Protokoll der Sitzung vom 08.12.2011

Schneider hat bereits verschiedentlich darauf hingewiesen, dass die Landesregierung die Umsetzung vor Ort nicht alleine gewährleisten kann. Nur mit lokalen Kenntnissen kann hier etwas erreicht werden. Dass also trotz aller Maßnahmen beim Übergang von der Schule in die Ausbildung etwas schiefgehen kann, lässt sich erstens nicht allein von der Landesseite aus vermeiden und ist zweitens vor allem ein Prozess. In diesem Prozess befinden wir uns gerade.

Sie schreiben allerdings selbst, dass Sie die Anzahl dieser Fälle nicht quantifizieren können. Sie haben aber vergessen, zu erwähnen, dass die Landesregierung selbstverständlich eine Evaluierung der Maßnahmen schon mitgedacht hat. Der gesamte Förderprozess soll einem Mentoring unterliegen, und das Ziel einer solchen Wirksamkeitserhebung wird es sein, sowohl den Verbleib der Jugendlichen nach dem Ende Ihrer Schullaufbahn zu klären als auch die Wirksamkeit und den Ablauf des Prozesses anhand transparenter Kriterien, Indikatoren und Verfahren zu bewerten. In absehbarer Zeit wird die Quantifizierbarkeit also möglich sein.

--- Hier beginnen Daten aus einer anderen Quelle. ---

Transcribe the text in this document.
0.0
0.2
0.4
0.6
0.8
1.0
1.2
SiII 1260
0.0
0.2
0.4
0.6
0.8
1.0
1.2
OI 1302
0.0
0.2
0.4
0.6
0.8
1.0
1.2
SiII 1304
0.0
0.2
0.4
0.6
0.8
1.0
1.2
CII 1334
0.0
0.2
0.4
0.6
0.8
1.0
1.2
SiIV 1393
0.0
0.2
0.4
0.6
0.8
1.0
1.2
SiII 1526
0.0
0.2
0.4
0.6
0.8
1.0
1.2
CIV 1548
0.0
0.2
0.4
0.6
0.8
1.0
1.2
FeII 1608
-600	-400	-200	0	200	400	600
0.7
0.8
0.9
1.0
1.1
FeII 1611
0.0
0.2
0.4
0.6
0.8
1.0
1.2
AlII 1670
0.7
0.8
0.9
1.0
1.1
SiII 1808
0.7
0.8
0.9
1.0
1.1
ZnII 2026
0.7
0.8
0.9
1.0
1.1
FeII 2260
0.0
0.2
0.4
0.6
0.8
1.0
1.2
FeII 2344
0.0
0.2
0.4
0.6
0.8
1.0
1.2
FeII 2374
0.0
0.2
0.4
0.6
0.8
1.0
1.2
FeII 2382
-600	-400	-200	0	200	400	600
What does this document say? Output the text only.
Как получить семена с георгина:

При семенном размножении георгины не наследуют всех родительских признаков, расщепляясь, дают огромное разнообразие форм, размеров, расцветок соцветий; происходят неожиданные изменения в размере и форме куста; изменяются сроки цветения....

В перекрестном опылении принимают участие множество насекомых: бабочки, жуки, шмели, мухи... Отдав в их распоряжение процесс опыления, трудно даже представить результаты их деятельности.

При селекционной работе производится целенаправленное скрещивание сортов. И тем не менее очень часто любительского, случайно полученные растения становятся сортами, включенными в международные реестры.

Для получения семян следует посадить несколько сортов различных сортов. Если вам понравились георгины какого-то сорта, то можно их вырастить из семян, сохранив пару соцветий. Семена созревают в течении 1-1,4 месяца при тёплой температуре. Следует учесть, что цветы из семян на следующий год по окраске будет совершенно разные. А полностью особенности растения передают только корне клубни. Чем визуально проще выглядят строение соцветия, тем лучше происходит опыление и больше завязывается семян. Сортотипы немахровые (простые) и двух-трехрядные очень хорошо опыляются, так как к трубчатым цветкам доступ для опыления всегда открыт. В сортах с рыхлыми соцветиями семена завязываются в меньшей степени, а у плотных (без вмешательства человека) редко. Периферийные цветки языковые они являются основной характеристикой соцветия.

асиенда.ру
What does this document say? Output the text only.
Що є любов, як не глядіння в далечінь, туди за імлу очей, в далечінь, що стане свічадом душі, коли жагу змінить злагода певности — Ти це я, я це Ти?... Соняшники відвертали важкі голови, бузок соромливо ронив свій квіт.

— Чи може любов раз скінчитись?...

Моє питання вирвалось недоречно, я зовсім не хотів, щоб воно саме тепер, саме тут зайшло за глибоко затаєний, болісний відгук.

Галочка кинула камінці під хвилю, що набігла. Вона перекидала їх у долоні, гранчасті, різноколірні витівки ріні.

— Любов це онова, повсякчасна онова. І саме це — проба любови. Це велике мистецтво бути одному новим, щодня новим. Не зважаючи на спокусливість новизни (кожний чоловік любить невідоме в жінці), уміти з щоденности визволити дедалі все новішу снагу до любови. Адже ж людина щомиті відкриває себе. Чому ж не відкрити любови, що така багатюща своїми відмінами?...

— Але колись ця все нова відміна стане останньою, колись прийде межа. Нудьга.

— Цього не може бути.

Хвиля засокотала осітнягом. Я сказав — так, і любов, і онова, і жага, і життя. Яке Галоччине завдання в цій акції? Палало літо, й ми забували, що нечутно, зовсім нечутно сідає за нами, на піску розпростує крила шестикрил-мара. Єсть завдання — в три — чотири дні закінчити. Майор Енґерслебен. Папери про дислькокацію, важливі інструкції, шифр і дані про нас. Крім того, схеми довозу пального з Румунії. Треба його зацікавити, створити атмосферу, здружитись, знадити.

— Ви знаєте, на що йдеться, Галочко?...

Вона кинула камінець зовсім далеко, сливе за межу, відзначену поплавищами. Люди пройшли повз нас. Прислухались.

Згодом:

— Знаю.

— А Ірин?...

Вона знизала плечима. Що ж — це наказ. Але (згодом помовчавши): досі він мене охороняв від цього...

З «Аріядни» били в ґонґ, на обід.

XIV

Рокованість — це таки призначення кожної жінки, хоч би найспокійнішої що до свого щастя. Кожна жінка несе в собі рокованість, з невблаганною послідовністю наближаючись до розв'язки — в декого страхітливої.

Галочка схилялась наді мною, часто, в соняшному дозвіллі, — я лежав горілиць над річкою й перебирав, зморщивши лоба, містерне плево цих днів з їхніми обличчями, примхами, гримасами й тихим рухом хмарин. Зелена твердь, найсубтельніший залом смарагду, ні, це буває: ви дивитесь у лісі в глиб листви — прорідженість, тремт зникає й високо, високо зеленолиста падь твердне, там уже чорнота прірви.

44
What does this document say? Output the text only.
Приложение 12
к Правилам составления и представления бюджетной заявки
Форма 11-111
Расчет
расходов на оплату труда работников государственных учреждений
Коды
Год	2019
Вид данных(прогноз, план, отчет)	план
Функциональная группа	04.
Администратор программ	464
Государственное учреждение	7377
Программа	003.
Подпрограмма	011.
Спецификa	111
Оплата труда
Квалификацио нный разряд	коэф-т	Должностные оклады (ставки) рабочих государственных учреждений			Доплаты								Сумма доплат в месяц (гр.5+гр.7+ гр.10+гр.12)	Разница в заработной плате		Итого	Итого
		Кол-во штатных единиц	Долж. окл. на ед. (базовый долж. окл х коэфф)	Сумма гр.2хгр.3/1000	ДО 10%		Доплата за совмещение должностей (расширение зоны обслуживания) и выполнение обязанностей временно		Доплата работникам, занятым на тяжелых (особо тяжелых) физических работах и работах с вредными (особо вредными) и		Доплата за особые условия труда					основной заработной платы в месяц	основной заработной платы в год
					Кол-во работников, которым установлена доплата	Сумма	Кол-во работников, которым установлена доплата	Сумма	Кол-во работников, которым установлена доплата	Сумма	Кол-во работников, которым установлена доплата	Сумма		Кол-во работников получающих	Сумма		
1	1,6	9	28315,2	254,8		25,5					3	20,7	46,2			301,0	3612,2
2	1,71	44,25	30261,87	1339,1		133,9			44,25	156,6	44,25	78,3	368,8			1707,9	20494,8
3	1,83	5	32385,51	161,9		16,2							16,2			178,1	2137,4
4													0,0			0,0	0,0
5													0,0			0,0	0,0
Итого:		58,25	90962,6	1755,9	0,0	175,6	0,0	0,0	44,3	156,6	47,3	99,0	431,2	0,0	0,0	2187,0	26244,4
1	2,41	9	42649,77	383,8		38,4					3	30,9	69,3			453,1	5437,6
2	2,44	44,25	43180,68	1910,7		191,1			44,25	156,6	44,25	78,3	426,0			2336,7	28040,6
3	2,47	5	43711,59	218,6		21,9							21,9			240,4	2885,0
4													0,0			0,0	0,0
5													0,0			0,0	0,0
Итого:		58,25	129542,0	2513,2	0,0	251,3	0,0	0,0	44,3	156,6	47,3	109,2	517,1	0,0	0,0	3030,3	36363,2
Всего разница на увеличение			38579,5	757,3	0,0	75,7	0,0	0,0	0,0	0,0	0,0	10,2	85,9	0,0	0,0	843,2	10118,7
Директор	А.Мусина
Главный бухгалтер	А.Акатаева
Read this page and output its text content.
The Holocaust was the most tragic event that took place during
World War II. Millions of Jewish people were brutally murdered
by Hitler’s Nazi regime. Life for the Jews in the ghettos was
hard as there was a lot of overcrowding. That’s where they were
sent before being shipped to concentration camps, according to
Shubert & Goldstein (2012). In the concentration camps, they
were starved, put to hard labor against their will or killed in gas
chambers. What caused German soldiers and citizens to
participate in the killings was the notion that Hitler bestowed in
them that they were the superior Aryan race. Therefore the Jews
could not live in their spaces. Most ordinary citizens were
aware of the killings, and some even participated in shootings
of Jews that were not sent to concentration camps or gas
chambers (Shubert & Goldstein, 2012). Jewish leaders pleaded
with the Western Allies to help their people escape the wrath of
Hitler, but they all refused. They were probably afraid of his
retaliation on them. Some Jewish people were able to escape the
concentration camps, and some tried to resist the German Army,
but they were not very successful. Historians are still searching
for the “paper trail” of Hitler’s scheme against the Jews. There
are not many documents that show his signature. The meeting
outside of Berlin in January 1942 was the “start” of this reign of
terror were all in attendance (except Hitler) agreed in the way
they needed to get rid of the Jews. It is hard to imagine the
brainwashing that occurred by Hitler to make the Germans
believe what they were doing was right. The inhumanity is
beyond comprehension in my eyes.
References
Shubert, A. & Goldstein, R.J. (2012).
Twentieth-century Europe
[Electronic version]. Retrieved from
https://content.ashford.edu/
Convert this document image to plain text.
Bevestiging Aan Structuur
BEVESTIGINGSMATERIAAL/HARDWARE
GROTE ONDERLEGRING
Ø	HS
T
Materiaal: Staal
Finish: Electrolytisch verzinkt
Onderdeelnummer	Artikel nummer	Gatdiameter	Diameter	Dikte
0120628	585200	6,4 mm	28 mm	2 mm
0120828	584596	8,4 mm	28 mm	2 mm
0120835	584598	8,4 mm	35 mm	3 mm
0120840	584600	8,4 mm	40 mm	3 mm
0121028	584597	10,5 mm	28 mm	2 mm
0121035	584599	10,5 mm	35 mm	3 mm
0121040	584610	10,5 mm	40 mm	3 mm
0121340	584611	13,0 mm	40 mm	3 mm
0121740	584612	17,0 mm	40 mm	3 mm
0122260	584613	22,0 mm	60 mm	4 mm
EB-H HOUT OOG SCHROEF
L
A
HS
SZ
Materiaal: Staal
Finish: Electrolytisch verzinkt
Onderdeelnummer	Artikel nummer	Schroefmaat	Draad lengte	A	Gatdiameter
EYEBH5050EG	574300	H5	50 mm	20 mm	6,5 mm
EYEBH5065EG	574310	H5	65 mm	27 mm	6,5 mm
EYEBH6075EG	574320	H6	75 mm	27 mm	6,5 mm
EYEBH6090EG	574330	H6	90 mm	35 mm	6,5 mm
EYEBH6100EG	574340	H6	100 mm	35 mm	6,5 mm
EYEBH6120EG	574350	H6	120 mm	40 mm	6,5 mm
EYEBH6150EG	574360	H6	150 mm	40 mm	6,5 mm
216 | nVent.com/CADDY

Meine Damen und Herren von der FDP, auch ich habe den Kontakt zu den Bürgerinnen und Bürgern in NRW nicht verloren. Noch zu Beginn dieser Woche durfte ich bei der Handwerkskammer und der IHK in meiner Heimatstadt Münster zu Gast sein. Dort war man mit den Vereinbarungen des Ausbildungskonsenses relativ zufrieden und hat vor allem betont, dass IHK und Handwerkskammer selbstverständlich schon lange selbst damit beschäftigt sind und sehr erfolgreich lokale Netzwerke geknüpft ha

ben, um vor Ort Übergänge zu erleichtern und Warteschleifen abzubauen.

Lassen Sie mich zusammenfassen: Auch ohne die von Ihnen beantragte Sensibilisierung der Schulen durch die Landesregierung scheint der Prozess doch ganz gut angelaufen zu sein.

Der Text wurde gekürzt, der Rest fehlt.